How do you follow up a bestselling book that spent twenty weeks on the New York Times list and has been fodder for book clubs for years? Well, if you’re Kristin Hannah, you leave World War II and France behind and set your next book in 1970’s Alaska, and the result is The Great Alone. If you enjoyed The Nightingale, you will definitely love The Great Alone, and if you’re one of the rare people who didn’t read The Nightingale, you’ll still love The Great Alone if you’re a fan of dramatic books with an incredible sense of place and time.
I have to warn you, the first chapter or so of the book feels cringingly cliche. We have Ernt, the Vietnam veteran husband and father who’s completely messed up by his time in the war, a volatile abusive man who can’t hold onto a job and who is angry at the world. We have his wife, Cora, who’s always making excuses for him and putting up with his behavior (and yes, I realize that I’m viewing a 1970’s character through a 2018 lens, but even in the 1970’s there was some awareness of domestic violence and Cora sometimes seems willfully blind to the obvious signs that Ernt is trouble), and we have the protagonist, the thirteen year old Leni who has been dragged around from one place to another by her somewhat feckless parents. If you feel you’ve seen them all before, you have some basis for that.
However, once the characters move from the Seattle area to Kaneq, Alaska, painfully unprepared (the classic hippie “living off the land” notion mixed with an invitation from the father of one of Ernt’s Vietnam buddies to come to live near them), the book comes alive. I personally have never been to Alaska, and certainly never came to Alaska in the early 1970’s, but Hannah brings the frontier world to vivid life: the tiny town, the different kinds of homesteads out on the edge of the wilderness, the camaraderie of the locals (one of my favorite characters is Large Marge, a former attorney and a force to be reckoned with) and their eagerness to help these new people get settled and survive. The weather becomes practically another character (which is one reason this would be a good book to read in the winter because no matter how bad things get around here, you can feel relieved that you’re not living in the Kaneq area in winter). The natural world, the turning of the seasons and the wildlife, both helpful and dangerous, fill the book with verisimilitude.
Leni begins to come into her own, living off the land with her parents, finding her place in the local society, and falling in love with one of the only other kids her age in the school.
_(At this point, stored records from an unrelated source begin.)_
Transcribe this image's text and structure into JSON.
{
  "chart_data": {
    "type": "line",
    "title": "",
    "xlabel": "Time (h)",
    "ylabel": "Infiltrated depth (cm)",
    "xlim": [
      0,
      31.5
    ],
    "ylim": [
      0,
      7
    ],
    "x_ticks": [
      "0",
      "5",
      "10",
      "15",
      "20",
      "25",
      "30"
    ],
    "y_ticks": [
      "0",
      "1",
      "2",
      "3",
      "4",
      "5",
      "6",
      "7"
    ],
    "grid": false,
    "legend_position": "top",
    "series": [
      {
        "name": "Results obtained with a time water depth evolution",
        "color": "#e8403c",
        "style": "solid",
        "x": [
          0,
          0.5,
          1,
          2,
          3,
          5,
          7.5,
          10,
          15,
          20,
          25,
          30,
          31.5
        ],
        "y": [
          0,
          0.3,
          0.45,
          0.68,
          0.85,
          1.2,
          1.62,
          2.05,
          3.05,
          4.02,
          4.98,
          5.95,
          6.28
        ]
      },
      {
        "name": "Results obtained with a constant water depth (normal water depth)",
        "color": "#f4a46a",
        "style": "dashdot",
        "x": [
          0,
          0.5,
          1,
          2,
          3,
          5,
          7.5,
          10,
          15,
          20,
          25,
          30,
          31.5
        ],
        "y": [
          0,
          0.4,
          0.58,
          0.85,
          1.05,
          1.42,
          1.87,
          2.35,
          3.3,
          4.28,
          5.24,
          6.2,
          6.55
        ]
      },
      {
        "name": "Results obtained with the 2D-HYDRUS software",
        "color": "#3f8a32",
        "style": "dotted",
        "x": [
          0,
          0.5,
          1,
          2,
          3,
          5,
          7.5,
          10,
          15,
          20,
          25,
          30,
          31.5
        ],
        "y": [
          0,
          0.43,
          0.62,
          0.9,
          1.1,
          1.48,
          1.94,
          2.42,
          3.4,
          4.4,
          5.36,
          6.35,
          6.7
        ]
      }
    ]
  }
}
There’s a bit of the Romeo and Juliet in her romance with Matthew, who’s the son of one of the most powerful people in the town, a man with whom Ernt is bitterly feuding.
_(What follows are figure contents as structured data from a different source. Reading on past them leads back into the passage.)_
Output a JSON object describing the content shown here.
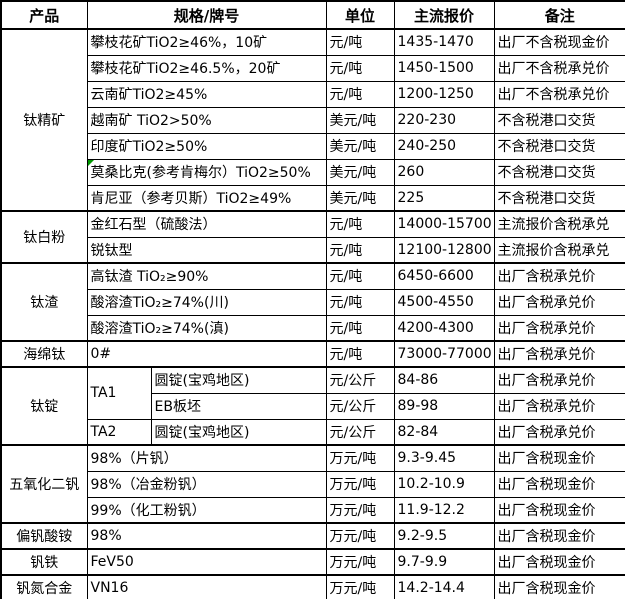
{
  "table": {
    "headers": [
      "产品",
      "规格/牌号",
      "单位",
      "主流报价",
      "备注"
    ],
    "marker_color": "#009900",
    "groups": [
      {
        "product": "钛精矿",
        "rows": [
          {
            "spec": "攀枝花矿TiO2≥46%，10矿",
            "unit": "元/吨",
            "price": "1435-1470",
            "note": "出厂不含税现金价"
          },
          {
            "spec": "攀枝花矿TiO2≥46.5%，20矿",
            "unit": "元/吨",
            "price": "1450-1500",
            "note": "出厂不含税承兑价"
          },
          {
            "spec": "云南矿TiO2≥45%",
            "unit": "元/吨",
            "price": "1200-1250",
            "note": "出厂不含税承兑价"
          },
          {
            "spec": "越南矿 TiO2>50%",
            "unit": "美元/吨",
            "price": "220-230",
            "note": "不含税港口交货"
          },
          {
            "spec": "印度矿TiO2≥50%",
            "unit": "美元/吨",
            "price": "240-250",
            "note": "不含税港口交货"
          },
          {
            "spec": "莫桑比克(参考肯梅尔）TiO2≥50%",
            "unit": "美元/吨",
            "price": "260",
            "note": "不含税港口交货",
            "marker": true
          },
          {
            "spec": "肯尼亚（参考贝斯）TiO2≥49%",
            "unit": "美元/吨",
            "price": "225",
            "note": "不含税港口交货"
          }
        ]
      },
      {
        "product": "钛白粉",
        "rows": [
          {
            "spec": "金红石型（硫酸法）",
            "unit": "元/吨",
            "price": "14000-15700",
            "note": "主流报价含税承兑"
          },
          {
            "spec": "锐钛型",
            "unit": "元/吨",
            "price": "12100-12800",
            "note": "主流报价含税承兑"
          }
        ]
      },
      {
        "product": "钛渣",
        "rows": [
          {
            "spec": "高钛渣 TiO₂≥90%",
            "unit": "元/吨",
            "price": "6450-6600",
            "note": "出厂含税承兑价"
          },
          {
            "spec": "酸溶渣TiO₂≥74%(川)",
            "unit": "元/吨",
            "price": "4500-4550",
            "note": "出厂含税承兑价"
          },
          {
            "spec": "酸溶渣TiO₂≥74%(滇)",
            "unit": "元/吨",
            "price": "4200-4300",
            "note": "出厂含税承兑价"
          }
        ]
      },
      {
        "product": "海绵钛",
        "rows": [
          {
            "spec": "0#",
            "unit": "元/吨",
            "price": "73000-77000",
            "note": "出厂含税承兑价"
          }
        ]
      },
      {
        "product": "钛锭",
        "rows": [
          {
            "grade": "TA1",
            "grade_rowspan": 2,
            "spec": "圆锭(宝鸡地区)",
            "unit": "元/公斤",
            "price": "84-86",
            "note": "出厂含税承兑价"
          },
          {
            "spec": "EB板坯",
            "unit": "元/公斤",
            "price": "89-98",
            "note": "出厂含税承兑价"
          },
          {
            "grade": "TA2",
            "grade_rowspan": 1,
            "spec": "圆锭(宝鸡地区)",
            "unit": "元/公斤",
            "price": "82-84",
            "note": "出厂含税承兑价"
          }
        ]
      },
      {
        "product": "五氧化二钒",
        "rows": [
          {
            "spec": "98%（片钒）",
            "unit": "万元/吨",
            "price": "9.3-9.45",
            "note": "出厂含税现金价"
          },
          {
            "spec": "98%（冶金粉钒）",
            "unit": "万元/吨",
            "price": "10.2-10.9",
            "note": "出厂含税现金价"
          },
          {
            "spec": "99%（化工粉钒）",
            "unit": "万元/吨",
            "price": "11.9-12.2",
            "note": "出厂含税现金价"
          }
        ]
      },
      {
        "product": "偏钒酸铵",
        "rows": [
          {
            "spec": "98%",
            "unit": "万元/吨",
            "price": "9.2-9.5",
            "note": "出厂含税现金价"
          }
        ]
      },
      {
        "product": "钒铁",
        "rows": [
          {
            "spec": "FeV50",
            "unit": "万元/吨",
            "price": "9.7-9.9",
            "note": "出厂含税现金价"
          }
        ]
      },
      {
        "product": "钒氮合金",
        "rows": [
          {
            "spec": "VN16",
            "unit": "万元/吨",
            "price": "14.2-14.4",
            "note": "出厂含税现金价"
          }
        ]
      }
    ]
  }
}
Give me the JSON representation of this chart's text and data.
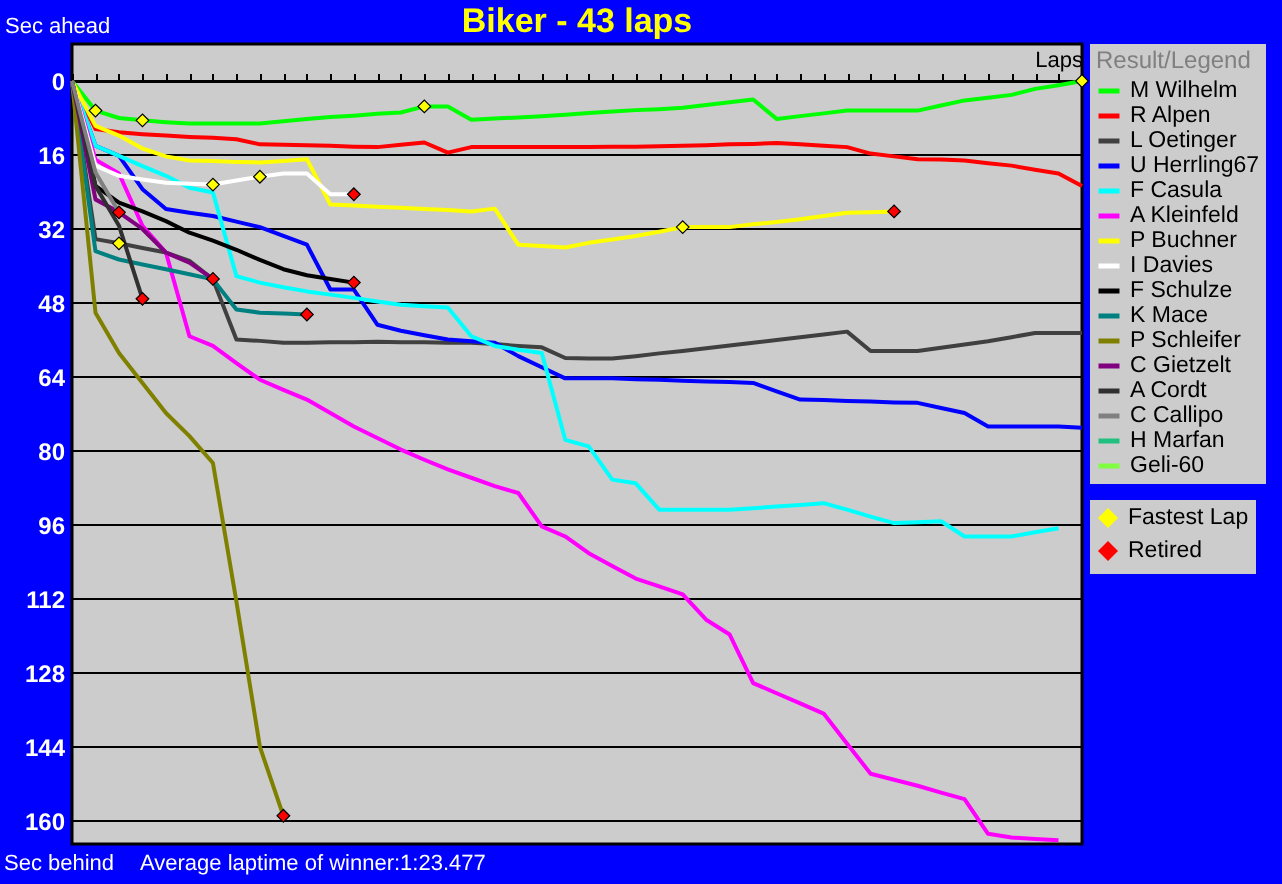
{
  "chart_data": {
    "type": "line",
    "title": "Biker - 43 laps",
    "xlabel": "Laps",
    "ylabel": "Sec ahead",
    "legend_title": "Result/Legend",
    "annotations": [
      "Sec behind",
      "Average laptime of winner:1:23.477"
    ],
    "categories": [
      null,
      null,
      null,
      null,
      null,
      null,
      null,
      null,
      null,
      null,
      null,
      null,
      null,
      null,
      null,
      null,
      null,
      null,
      null,
      null,
      null,
      null,
      null,
      null,
      null,
      null,
      null,
      null,
      null,
      null,
      null,
      null,
      null,
      null,
      null,
      null,
      null,
      null,
      null,
      null,
      null,
      null,
      null,
      null
    ],
    "ylim": [
      165,
      -8
    ],
    "yticks": [
      0,
      16,
      32,
      48,
      64,
      80,
      96,
      112,
      128,
      144,
      160
    ],
    "tick_labels": "y",
    "grid": "y",
    "legend": "right",
    "line_style": "solid",
    "series": [
      {
        "name": "M Wilhelm",
        "color": "#00ff00",
        "values": [
          0,
          6.4,
          8,
          8.5,
          8.9,
          9.2,
          9.2,
          9.2,
          9.2,
          8.7,
          8.2,
          7.8,
          7.5,
          7.1,
          6.8,
          5.5,
          5.5,
          8.4,
          8.1,
          7.9,
          7.6,
          7.3,
          6.9,
          6.6,
          6.3,
          6.1,
          5.8,
          5.2,
          4.6,
          4,
          8.2,
          7.6,
          7,
          6.4,
          6.4,
          6.4,
          6.4,
          5.3,
          4.2,
          3.6,
          3,
          1.7,
          0.9,
          0
        ]
      },
      {
        "name": "R Alpen",
        "color": "#ff0000",
        "values": [
          0,
          10.4,
          11.1,
          11.5,
          11.8,
          12.1,
          12.3,
          12.6,
          13.7,
          13.8,
          13.9,
          14,
          14.2,
          14.3,
          13.8,
          13.3,
          15.5,
          14.3,
          14.3,
          14.3,
          14.3,
          14.3,
          14.3,
          14.2,
          14.2,
          14.1,
          14,
          13.9,
          13.7,
          13.6,
          13.4,
          13.7,
          14,
          14.3,
          15.7,
          16.3,
          16.9,
          17,
          17.2,
          17.8,
          18.3,
          19.2,
          20,
          22.7
        ]
      },
      {
        "name": "L Oetinger",
        "color": "#404040",
        "values": [
          0,
          34.2,
          35.1,
          36.1,
          37.1,
          38.9,
          42.9,
          55.9,
          56.2,
          56.6,
          56.6,
          56.5,
          56.5,
          56.4,
          56.5,
          56.5,
          56.6,
          56.6,
          56.9,
          57.3,
          57.6,
          59.9,
          60,
          60,
          59.5,
          58.9,
          58.4,
          57.8,
          57.2,
          56.6,
          56,
          55.4,
          54.8,
          54.2,
          58.4,
          58.4,
          58.4,
          57.7,
          57,
          56.3,
          55.4,
          54.5,
          54.5,
          54.5
        ]
      },
      {
        "name": "U Herrling67",
        "color": "#0000ff",
        "values": [
          0,
          14,
          16.2,
          23.4,
          27.7,
          28.5,
          29.2,
          30.4,
          31.6,
          33.5,
          35.4,
          45.1,
          45.1,
          52.7,
          54,
          55,
          55.9,
          56.3,
          56.6,
          59.5,
          61.9,
          64.3,
          64.3,
          64.3,
          64.5,
          64.6,
          64.8,
          65,
          65.1,
          65.3,
          67.1,
          68.9,
          69,
          69.2,
          69.3,
          69.5,
          69.6,
          70.7,
          71.8,
          74.7,
          74.7,
          74.7,
          74.7,
          75
        ]
      },
      {
        "name": "F Casula",
        "color": "#00ffff",
        "values": [
          0,
          14,
          16.2,
          18.4,
          20.5,
          23.1,
          24.1,
          42.2,
          43.6,
          44.6,
          45.5,
          46.2,
          46.9,
          47.7,
          48.4,
          48.7,
          49,
          55.2,
          57.3,
          58.1,
          58.8,
          77.6,
          79,
          86.2,
          87,
          92.7,
          92.7,
          92.7,
          92.7,
          92.4,
          92,
          91.7,
          91.3,
          92.7,
          94.2,
          95.6,
          95.4,
          95.2,
          98.5,
          98.5,
          98.5,
          97.6,
          96.7,
          null
        ]
      },
      {
        "name": "A Kleinfeld",
        "color": "#ff00ff",
        "values": [
          0,
          17,
          20,
          31.3,
          37.1,
          55.2,
          57.3,
          61,
          64.6,
          66.8,
          68.9,
          71.8,
          74.7,
          77.2,
          79.7,
          81.9,
          84,
          85.8,
          87.6,
          89.1,
          96.3,
          98.5,
          102.1,
          104.9,
          107.6,
          109.3,
          111,
          116.5,
          119.7,
          130.2,
          132.4,
          134.6,
          136.8,
          143.3,
          149.8,
          151.1,
          152.4,
          153.9,
          155.3,
          162.8,
          163.6,
          163.9,
          164.2,
          null
        ]
      },
      {
        "name": "P Buchner",
        "color": "#ffff00",
        "values": [
          0,
          9.7,
          11.8,
          14.6,
          16.3,
          17.2,
          17.3,
          17.5,
          17.6,
          17.3,
          16.9,
          26.7,
          26.9,
          27.2,
          27.4,
          27.7,
          27.9,
          28.2,
          27.6,
          35.4,
          35.7,
          36,
          35,
          34.3,
          33.5,
          32.6,
          31.6,
          31.6,
          31.6,
          31,
          30.5,
          29.9,
          29.2,
          28.5,
          28.4,
          28.2,
          null,
          null,
          null,
          null,
          null,
          null,
          null,
          null
        ]
      },
      {
        "name": "I Davies",
        "color": "#ffffff",
        "values": [
          0,
          18.3,
          20.5,
          21.3,
          22,
          22.2,
          22.4,
          21.5,
          20.7,
          20,
          20,
          24.5,
          24.5,
          null,
          null,
          null,
          null,
          null,
          null,
          null,
          null,
          null,
          null,
          null,
          null,
          null,
          null,
          null,
          null,
          null,
          null,
          null,
          null,
          null,
          null,
          null,
          null,
          null,
          null,
          null,
          null,
          null,
          null,
          null
        ]
      },
      {
        "name": "F Schulze",
        "color": "#000000",
        "values": [
          0,
          22.7,
          26.3,
          28.2,
          30.3,
          32.8,
          34.5,
          36.5,
          38.7,
          40.7,
          42,
          42.8,
          43.6,
          null,
          null,
          null,
          null,
          null,
          null,
          null,
          null,
          null,
          null,
          null,
          null,
          null,
          null,
          null,
          null,
          null,
          null,
          null,
          null,
          null,
          null,
          null,
          null,
          null,
          null,
          null,
          null,
          null,
          null,
          null
        ]
      },
      {
        "name": "K Mace",
        "color": "#008080",
        "values": [
          0,
          36.8,
          38.6,
          39.7,
          40.7,
          41.8,
          42.9,
          49.4,
          50.1,
          50.3,
          50.5,
          null,
          null,
          null,
          null,
          null,
          null,
          null,
          null,
          null,
          null,
          null,
          null,
          null,
          null,
          null,
          null,
          null,
          null,
          null,
          null,
          null,
          null,
          null,
          null,
          null,
          null,
          null,
          null,
          null,
          null,
          null,
          null,
          null
        ]
      },
      {
        "name": "P Schleifer",
        "color": "#808000",
        "values": [
          0,
          50.1,
          58.8,
          65.3,
          71.8,
          76.8,
          82.6,
          112.6,
          144,
          158.9,
          null,
          null,
          null,
          null,
          null,
          null,
          null,
          null,
          null,
          null,
          null,
          null,
          null,
          null,
          null,
          null,
          null,
          null,
          null,
          null,
          null,
          null,
          null,
          null,
          null,
          null,
          null,
          null,
          null,
          null,
          null,
          null,
          null,
          null
        ]
      },
      {
        "name": "C Gietzelt",
        "color": "#800080",
        "values": [
          0,
          25.6,
          28.4,
          32,
          37.1,
          39.3,
          42.8,
          null,
          null,
          null,
          null,
          null,
          null,
          null,
          null,
          null,
          null,
          null,
          null,
          null,
          null,
          null,
          null,
          null,
          null,
          null,
          null,
          null,
          null,
          null,
          null,
          null,
          null,
          null,
          null,
          null,
          null,
          null,
          null,
          null,
          null,
          null,
          null,
          null
        ]
      },
      {
        "name": "A Cordt",
        "color": "#303030",
        "values": [
          0,
          22.7,
          31.3,
          47.1,
          null,
          null,
          null,
          null,
          null,
          null,
          null,
          null,
          null,
          null,
          null,
          null,
          null,
          null,
          null,
          null,
          null,
          null,
          null,
          null,
          null,
          null,
          null,
          null,
          null,
          null,
          null,
          null,
          null,
          null,
          null,
          null,
          null,
          null,
          null,
          null,
          null,
          null,
          null,
          null
        ]
      },
      {
        "name": "C Callipo",
        "color": "#808080",
        "values": [
          0,
          19.8,
          28.4,
          null,
          null,
          null,
          null,
          null,
          null,
          null,
          null,
          null,
          null,
          null,
          null,
          null,
          null,
          null,
          null,
          null,
          null,
          null,
          null,
          null,
          null,
          null,
          null,
          null,
          null,
          null,
          null,
          null,
          null,
          null,
          null,
          null,
          null,
          null,
          null,
          null,
          null,
          null,
          null,
          null
        ]
      },
      {
        "name": "H Marfan",
        "color": "#20c080",
        "values": [
          null,
          null,
          null,
          null,
          null,
          null,
          null,
          null,
          null,
          null,
          null,
          null,
          null,
          null,
          null,
          null,
          null,
          null,
          null,
          null,
          null,
          null,
          null,
          null,
          null,
          null,
          null,
          null,
          null,
          null,
          null,
          null,
          null,
          null,
          null,
          null,
          null,
          null,
          null,
          null,
          null,
          null,
          null,
          null
        ]
      },
      {
        "name": "   Geli-60",
        "color": "#80ff40",
        "values": [
          null,
          null,
          null,
          null,
          null,
          null,
          null,
          null,
          null,
          null,
          null,
          null,
          null,
          null,
          null,
          null,
          null,
          null,
          null,
          null,
          null,
          null,
          null,
          null,
          null,
          null,
          null,
          null,
          null,
          null,
          null,
          null,
          null,
          null,
          null,
          null,
          null,
          null,
          null,
          null,
          null,
          null,
          null,
          null
        ]
      },
      {
        "name": "Fastest Lap",
        "type": "scatter",
        "marker": "diamond",
        "color": "#ffff00",
        "values": [
          null,
          6.4,
          35.1,
          8.5,
          null,
          null,
          22.4,
          null,
          20.7,
          null,
          null,
          null,
          null,
          null,
          null,
          5.5,
          null,
          null,
          null,
          null,
          null,
          null,
          null,
          null,
          null,
          null,
          31.6,
          null,
          null,
          null,
          null,
          null,
          null,
          null,
          null,
          null,
          null,
          null,
          null,
          null,
          null,
          null,
          null,
          0
        ]
      },
      {
        "name": "Retired",
        "type": "scatter",
        "marker": "diamond",
        "color": "#ff0000",
        "values": [
          null,
          null,
          28.4,
          47.1,
          null,
          null,
          42.8,
          null,
          null,
          158.9,
          50.5,
          null,
          43.6,
          null,
          null,
          null,
          null,
          null,
          null,
          null,
          null,
          null,
          null,
          null,
          null,
          null,
          null,
          null,
          null,
          null,
          null,
          null,
          null,
          null,
          null,
          28.2,
          null,
          null,
          null,
          null,
          null,
          null,
          null,
          null
        ]
      },
      {
        "type": "scatter",
        "marker": "diamond",
        "color": "#ff0000",
        "values": [
          null,
          null,
          null,
          null,
          null,
          null,
          null,
          null,
          null,
          null,
          null,
          null,
          24.5,
          null,
          null,
          null,
          null,
          null,
          null,
          null,
          null,
          null,
          null,
          null,
          null,
          null,
          null,
          null,
          null,
          null,
          null,
          null,
          null,
          null,
          null,
          null,
          null,
          null,
          null,
          null,
          null,
          null,
          null,
          null
        ]
      }
    ]
  }
}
As the long Alaskan winters close in and Ernt becomes more and more violent and irrational, the book becomes more engrossing. You care about the characters even when they do foolish things, and you find yourself rooting for Leni (and Cora, to a lesser extent) to become the strong, independent woman she is developing into over the course of her time in Alaska. There’s a palpable sense of suspense, mostly involving Ernt. I’m not going to give away the resolution of the plot, though it’s more complicated than you might imagine, but I will say that there is a happy ending of sorts and it’s worth waiting for.